Naharnet

Bulgarian 'Gulag' Survivors Keep Painful Memories Alive

Gone now are the barracks, the sadistic guards and the barbed wire. Just one remaining watchtower and a plaque show that this marshy nature reserve on a river island in Bulgaria was once a place of misery.

But now, Belene's few remaining survivors want to create a museum to remind people of the suffering of the thousands of inmates inside communist-era Bulgaria's most notorious forced labour camp.

"The idea is to set up a museum like in Buchenwald or the other Nazi camps (in Germany)," said Vladimir Gerasimov, a member of a committee organising annual visits with former inmates as guides.

"The barracks must be reconstructed and we are currently gathering objects that belonged to the detainees, their letters or written memoirs," he told Agence France Presse.

Between 1944 and 1962 some 23,500 people including 2,100 women were incarcerated in Bulgaria's 45 labour camps, built to "re-educate" the "enemies of the people" as in Russia's Gulag system.

Like in the Soviet Union or other countries behind the Iron Curtain, an unknown number died in back-breaking manual work, malnourished and living like sardines in horrendous conditions.

Many were ordinary people, arrested by the secret police or denounced by their neighbours and friends for their "bourgeois" upbringings or speaking out of turn.

Belene, situated on an island on the River Danube, was Bulgaria's most infamous, its very name striking fear into people's hearts. Survivors say hundreds died here, if not thousands.

Around 3,000 men were crammed into the flimsy barracks, roasting and teaming with mosquitoes in the humid summer, draughty, leaky and freezing in the winter.

"Hunger, torture and labour -- that's what life here looked like," says Vande Vandev, 80, held prisoner in this "work education centre" as the communist regime called it.

As the son of the head of a banned party, Vandev was brought here in a cattle wagon in 1959 aged 24. He is one of a dwindling group of only 50 survivors, all now in their 80s or 90s.

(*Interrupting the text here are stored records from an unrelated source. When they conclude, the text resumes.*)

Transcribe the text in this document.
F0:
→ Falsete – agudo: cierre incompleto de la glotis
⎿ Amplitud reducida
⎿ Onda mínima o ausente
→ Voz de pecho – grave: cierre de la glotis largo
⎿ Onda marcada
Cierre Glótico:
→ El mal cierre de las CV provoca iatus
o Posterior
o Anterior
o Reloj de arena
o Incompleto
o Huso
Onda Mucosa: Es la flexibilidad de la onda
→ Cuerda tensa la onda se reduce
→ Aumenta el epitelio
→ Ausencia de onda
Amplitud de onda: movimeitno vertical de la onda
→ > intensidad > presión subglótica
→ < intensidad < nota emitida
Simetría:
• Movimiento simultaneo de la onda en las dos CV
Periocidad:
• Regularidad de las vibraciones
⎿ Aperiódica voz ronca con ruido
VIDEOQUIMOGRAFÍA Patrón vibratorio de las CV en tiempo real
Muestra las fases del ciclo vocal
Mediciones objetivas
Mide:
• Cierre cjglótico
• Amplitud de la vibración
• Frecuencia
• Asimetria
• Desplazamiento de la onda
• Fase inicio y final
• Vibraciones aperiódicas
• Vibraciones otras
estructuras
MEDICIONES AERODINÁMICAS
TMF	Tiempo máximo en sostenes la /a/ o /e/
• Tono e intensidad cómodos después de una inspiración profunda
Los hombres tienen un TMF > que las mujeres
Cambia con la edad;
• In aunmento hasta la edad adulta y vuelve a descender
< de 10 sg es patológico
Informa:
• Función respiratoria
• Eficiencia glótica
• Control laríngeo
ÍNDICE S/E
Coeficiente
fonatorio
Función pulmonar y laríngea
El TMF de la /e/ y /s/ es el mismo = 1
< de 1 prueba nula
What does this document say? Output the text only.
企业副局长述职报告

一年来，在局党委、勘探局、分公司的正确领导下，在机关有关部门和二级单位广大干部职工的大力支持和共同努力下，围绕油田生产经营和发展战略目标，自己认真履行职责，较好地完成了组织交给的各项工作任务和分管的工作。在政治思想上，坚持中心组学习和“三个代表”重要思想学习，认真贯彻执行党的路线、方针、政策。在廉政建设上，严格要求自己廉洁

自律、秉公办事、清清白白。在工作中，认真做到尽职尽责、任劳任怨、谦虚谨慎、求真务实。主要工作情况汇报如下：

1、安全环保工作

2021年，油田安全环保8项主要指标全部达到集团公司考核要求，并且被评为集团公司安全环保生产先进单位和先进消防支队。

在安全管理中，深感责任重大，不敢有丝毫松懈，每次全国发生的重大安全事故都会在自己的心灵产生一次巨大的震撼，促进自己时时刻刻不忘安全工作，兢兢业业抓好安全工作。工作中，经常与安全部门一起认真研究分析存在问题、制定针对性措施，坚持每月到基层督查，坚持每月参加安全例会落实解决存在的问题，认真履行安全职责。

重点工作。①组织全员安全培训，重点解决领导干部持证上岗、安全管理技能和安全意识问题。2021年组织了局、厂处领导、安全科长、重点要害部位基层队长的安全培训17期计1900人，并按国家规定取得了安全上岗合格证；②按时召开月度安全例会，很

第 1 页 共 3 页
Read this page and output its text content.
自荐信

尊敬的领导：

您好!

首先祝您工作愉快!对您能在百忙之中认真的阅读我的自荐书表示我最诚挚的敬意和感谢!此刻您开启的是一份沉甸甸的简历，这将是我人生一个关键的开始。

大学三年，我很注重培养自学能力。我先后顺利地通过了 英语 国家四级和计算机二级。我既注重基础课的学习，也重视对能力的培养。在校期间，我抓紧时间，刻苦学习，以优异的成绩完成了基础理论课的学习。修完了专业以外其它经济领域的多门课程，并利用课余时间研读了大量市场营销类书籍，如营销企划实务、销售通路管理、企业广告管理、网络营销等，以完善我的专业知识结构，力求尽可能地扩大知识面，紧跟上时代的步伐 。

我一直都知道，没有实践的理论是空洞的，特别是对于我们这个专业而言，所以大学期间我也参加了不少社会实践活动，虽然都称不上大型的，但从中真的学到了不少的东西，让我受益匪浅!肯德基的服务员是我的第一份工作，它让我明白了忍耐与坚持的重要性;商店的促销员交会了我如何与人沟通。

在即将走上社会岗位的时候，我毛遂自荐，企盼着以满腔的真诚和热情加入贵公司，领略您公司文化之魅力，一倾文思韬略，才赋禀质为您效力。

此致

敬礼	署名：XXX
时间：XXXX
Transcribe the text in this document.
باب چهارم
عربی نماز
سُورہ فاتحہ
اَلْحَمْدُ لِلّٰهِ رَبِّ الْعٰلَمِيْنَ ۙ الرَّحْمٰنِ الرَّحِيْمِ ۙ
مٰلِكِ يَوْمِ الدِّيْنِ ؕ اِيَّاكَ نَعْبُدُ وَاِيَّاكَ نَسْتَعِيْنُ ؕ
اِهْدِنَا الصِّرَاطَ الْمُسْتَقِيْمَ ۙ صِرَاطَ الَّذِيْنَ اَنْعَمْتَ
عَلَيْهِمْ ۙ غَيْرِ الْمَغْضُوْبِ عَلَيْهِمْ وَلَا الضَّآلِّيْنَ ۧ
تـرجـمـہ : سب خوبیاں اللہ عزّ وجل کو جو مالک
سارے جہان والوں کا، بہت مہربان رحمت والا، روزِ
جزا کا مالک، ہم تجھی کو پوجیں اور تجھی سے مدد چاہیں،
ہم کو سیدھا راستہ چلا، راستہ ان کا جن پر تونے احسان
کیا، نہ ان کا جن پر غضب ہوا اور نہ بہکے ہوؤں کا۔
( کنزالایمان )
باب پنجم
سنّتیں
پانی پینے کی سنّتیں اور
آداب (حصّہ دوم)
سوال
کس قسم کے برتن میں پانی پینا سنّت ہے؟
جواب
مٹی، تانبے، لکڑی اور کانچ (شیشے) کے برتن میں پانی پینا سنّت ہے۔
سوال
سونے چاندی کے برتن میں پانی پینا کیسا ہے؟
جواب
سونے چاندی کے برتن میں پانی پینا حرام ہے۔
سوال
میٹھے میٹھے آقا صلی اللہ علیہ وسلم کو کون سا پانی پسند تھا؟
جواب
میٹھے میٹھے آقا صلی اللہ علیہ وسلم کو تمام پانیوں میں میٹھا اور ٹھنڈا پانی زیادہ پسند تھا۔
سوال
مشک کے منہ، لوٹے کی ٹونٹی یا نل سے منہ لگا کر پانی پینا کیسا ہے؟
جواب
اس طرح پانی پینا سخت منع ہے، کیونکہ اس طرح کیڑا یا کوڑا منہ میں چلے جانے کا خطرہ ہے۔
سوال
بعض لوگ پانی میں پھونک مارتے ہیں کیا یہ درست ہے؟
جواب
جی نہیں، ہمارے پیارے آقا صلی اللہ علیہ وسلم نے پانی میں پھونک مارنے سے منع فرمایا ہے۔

"When we arrived on the island, they pushed us in the swamps and beat us," he recalls. "The guards called us 'skunks'."

"The guards had fun shooting at us at every occasion. The 're-education' consisted of regular beatings with batons or whips. The wounds festered. People hanged themselves with despair."

 

- Watery soup - 

The detainees, many from well-to-do families, received between 380 and 560 grams (13-20 ounces) of bread per day plus the thinnest of watery soups imaginable. 

They spent their days building dykes or labouring in the fields. Hundreds were crammed into each barrack, with insufficient space for everyone to sleep on the narrow shelves that served as a bed.

Today the site of the former camp is a verdant paradise, inhabited by more than 140 species of rare birds.

Nikola Daskalov, 80, who spent seven months at the camp, looked in disbelief at the way nature has reclaimed the place. 

"The island was pretty, I never noticed!" he winked.

"Instead, I remember well a slogan here: 'The enemy that does not surrender will be destroyed!' a thought by Felix Dzerhinsky," the founder of the Soviet secret police, the man said.

The last Bulgarian labour camps were officially shut in 1959 but only to give way to other more discreet but just as terrifying institutions called "labour groups" that lasted until 1962.

And in 1985, Belene was re-opened to imprison some 500 Bulgarians from the country's Turkish minority who resisted government attempts to force them to assimilate by changing their names.

Since the end of communism four years later, efforts to bring people to justice have made little headway. In the only case to make it to trial, several former guards escaped being sentenced.

Todor Atanasov, another former inmate in his 80s, remembered how many of the prisoners sung in a choir with the hope of getting a bigger chunk of bread.

"Surrounded by barbed wire and armed guards, we listened to them singing a Soviet song that went like this: 'My country is so large (...) one can breathe freely'," he said, smiling grimly at the memory.